Wenn Halter und Kraftfahrzeughaftpflichtversicherer wegen eines Verkehrsunfalls als Gesamtschuldner in Anspruch genommen werden, regeln die AKB (A.1.1.4 AKB 2008 (Außenverhältnis), E.2.4 (Innenverhältnis), § 10 Abs. 5 AKB a.F.), dass der Versicherungsnehmer dem Kraftfahrzeughaftpflichtversicherer die Regulierung und die Prozessführung zu überlassen hat. Die Bestellung eines eigenen Anwalts durch den Versicherungsnehmer bei Geltendmachung des Direktanspruchs gegen den Haftpflichtversicherer und gegen Halter in einem gemeinsamen Rechtsstreit sind dementsprechend dann nicht notwendig, wenn kein sachlicher Grund für die Einschaltung eines eigenen Anwalts besteht (vgl. BGH NJW-​RR 2004, 536). Eine verständige und wirtschaftlich vernünftig denkende Partei würde sich insoweit nicht von einem eigenen Anwalt vertreten lassen.

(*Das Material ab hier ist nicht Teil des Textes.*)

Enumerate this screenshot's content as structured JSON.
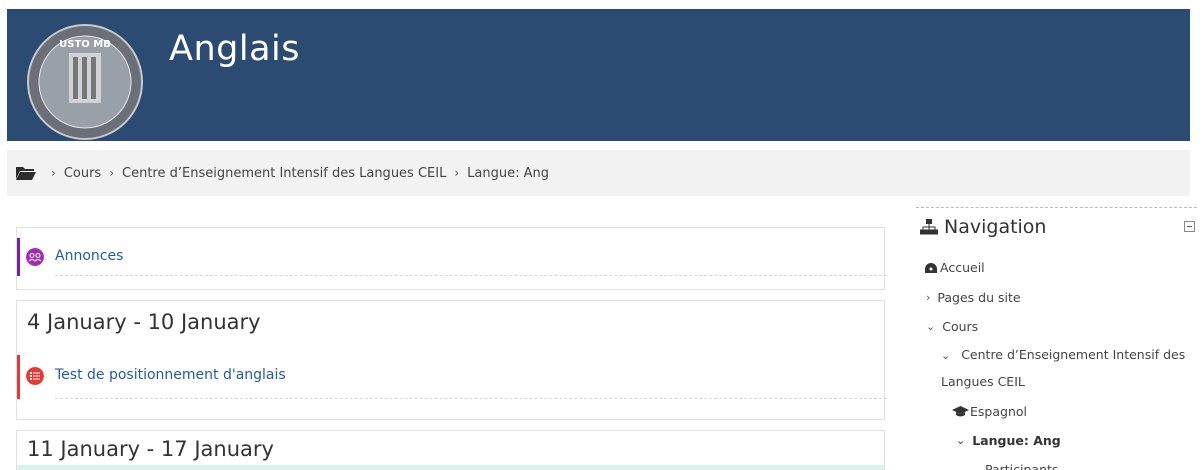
{
  "header": {
    "course_title": "Anglais",
    "logo_text": "USTO MB"
  },
  "breadcrumb": {
    "items": [
      "Cours",
      "Centre d’Enseignement Intensif des Langues CEIL",
      "Langue: Ang"
    ]
  },
  "sections": {
    "annonces": {
      "activity": "Annonces",
      "accent": "#7b1fa2"
    },
    "week1": {
      "title": "4 January - 10 January",
      "activity": "Test de positionnement d'anglais",
      "accent": "#e53935"
    },
    "week2": {
      "title": "11 January - 17 January"
    }
  },
  "navigation": {
    "title": "Navigation",
    "items": {
      "home": "Accueil",
      "site_pages": "Pages du site",
      "courses": "Cours",
      "ceil": "Centre d’Enseignement Intensif des Langues CEIL",
      "espagnol": "Espagnol",
      "langue_ang": "Langue: Ang",
      "participants": "Participants"
    }
  }
}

Steht allerdings die Möglichkeit einer Unfallmanipulation im Raum, so handelt der Versicherungsnehmer grundsätzlich nicht mutwillig im Sinne von § 114 S.1 ZPO, wenn er die Vertretung durch einen eigenen Anwalt begehrt (vgl. BGH VersR 2010, 1472; OLG Köln VersR 1997, 597). Der Kfz-​Haftpflichtversicherer, der von einem gestellten Unfall ausgeht, kann zwar im wegen der Nebenintervention für einen Versicherungsnehmer Klageabweisung beantragen, es besteht jedoch eine Interessenkollision, wenn der Versicherer als auch die versicherte Person vertreten werden und gegen deren Willen behauptet wird, der Unfall sei manipuliert. Zudem ist es für den Versicherten von besonderen Interesse, ob die Klage im Hinblick auf das Vorliegen eines manipulierten Verkehrsunfalls abgewiesen wird. In einem solchen Fall würde eine verständige, nicht hilfsbedürftige Partei, ihre Rechte durch einen eigenen Anwalt wahrnehmen.

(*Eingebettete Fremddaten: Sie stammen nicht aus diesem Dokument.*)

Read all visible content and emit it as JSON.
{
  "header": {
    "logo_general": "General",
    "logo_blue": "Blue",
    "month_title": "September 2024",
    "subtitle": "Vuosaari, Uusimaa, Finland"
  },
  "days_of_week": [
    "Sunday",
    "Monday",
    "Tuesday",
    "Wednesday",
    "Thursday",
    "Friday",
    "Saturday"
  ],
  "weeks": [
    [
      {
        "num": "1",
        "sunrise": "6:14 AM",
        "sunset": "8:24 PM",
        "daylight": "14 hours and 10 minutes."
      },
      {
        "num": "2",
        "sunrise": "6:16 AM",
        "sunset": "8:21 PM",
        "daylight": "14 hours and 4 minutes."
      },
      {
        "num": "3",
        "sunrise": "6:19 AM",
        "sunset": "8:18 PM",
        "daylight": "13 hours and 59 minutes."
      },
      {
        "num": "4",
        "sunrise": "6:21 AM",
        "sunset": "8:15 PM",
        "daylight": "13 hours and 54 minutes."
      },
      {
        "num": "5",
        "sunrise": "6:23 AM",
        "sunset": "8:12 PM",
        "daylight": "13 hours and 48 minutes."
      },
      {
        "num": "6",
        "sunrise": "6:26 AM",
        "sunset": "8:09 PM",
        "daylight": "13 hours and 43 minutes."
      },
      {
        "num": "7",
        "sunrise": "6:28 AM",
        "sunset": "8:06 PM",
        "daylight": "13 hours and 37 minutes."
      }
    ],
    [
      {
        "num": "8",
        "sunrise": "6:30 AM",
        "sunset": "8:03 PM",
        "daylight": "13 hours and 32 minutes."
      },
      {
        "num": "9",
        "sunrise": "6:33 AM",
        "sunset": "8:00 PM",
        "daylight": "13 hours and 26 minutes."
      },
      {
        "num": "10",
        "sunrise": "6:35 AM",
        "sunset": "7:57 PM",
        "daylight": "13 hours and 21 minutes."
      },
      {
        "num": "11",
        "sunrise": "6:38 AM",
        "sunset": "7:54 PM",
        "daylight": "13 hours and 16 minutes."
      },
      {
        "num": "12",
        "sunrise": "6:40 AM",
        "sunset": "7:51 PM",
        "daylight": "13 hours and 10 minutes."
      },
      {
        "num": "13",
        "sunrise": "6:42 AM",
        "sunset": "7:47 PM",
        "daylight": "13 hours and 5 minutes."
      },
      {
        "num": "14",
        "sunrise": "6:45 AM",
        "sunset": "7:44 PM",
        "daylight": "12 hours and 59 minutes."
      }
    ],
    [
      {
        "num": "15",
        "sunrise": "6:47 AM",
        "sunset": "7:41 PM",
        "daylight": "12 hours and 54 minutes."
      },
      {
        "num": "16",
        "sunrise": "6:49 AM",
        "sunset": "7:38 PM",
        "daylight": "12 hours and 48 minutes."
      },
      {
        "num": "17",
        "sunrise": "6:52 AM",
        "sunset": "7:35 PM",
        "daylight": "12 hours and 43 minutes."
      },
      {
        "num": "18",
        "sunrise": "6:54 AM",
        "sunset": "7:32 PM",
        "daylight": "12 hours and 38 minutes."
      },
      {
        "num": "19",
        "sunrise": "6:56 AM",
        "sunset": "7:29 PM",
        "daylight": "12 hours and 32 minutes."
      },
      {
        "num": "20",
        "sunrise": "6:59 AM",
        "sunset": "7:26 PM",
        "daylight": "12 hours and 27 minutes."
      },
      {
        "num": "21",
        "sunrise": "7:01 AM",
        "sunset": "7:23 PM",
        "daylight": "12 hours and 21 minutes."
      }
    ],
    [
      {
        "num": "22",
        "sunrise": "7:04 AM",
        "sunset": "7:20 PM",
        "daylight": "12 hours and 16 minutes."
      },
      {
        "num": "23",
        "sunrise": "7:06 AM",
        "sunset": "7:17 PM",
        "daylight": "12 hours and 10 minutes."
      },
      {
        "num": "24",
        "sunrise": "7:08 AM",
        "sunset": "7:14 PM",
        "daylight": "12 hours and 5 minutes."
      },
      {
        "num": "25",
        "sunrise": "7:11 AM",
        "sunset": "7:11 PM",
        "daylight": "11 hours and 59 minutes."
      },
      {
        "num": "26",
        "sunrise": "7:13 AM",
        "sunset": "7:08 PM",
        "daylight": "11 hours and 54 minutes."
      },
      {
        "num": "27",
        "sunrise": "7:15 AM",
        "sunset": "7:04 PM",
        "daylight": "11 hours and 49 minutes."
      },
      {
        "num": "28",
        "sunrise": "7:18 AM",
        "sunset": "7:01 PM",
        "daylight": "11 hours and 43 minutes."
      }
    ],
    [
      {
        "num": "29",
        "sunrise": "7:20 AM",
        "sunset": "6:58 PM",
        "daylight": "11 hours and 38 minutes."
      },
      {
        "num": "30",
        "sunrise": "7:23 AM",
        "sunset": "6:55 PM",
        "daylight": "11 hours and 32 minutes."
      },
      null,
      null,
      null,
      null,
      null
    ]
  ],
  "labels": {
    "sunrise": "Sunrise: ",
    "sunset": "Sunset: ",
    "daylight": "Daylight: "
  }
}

2. Voraussetzung für die Gewährung von Prozesskostenhilfe ist jedoch darüber hinaus, dass die Rechtsverteidigung hinreichende Aussicht auf Erfolg hat. Insoweit fehlt es an einem der Verteidigung dienenden konkreten Vortrag der Beklagten zu 1), so dass das Gericht die Erfolgsaussicht der Rechtsverteidigung nicht prüfen kann. Weder im Schriftsatz vom 08.10.2012, noch im Termin vor dem Landgericht Aachen am 23.10.2012 und mit der Beschwerdebegründung hat die Beklagte zu 1) zu den gegen sie gerichteten Ansprüchen Stellung genommen und ihr Verteidigungsvorbringen dargelegt.

Soweit lediglich ausgeführt wird, Grund für die Bestellung des Prozessbevollmächtigten für die Beklagte zu 1) sei der Inhalt des Schriftsatzes der Beklagten zu 2) vom 19.04.2012, "u.a. ansatzweise, dass man der Beklagten zu 1) offensichtlich einen Versicherungsbetrug unterstelle", handelt es sich nicht um eine Erwiderung auf die Klage. Die Beklagte zu1) hat auch im weiteren Beschwerdeverfahren zur Klage inhaltlich nicht Stellung genommen.

Danach hat das Landgericht die Voraussetzungen der Gewährung von Prozesskostenhilfe für die Rechtsverteidigung der Beklagten zu 1) zutreffend verneint.

III.

Eine Kostenentscheidung ist nicht veranlasst, § 127 Abs. 4 ZPO.

Die Voraussetzungen des § 574 ZPO liegen nicht vor.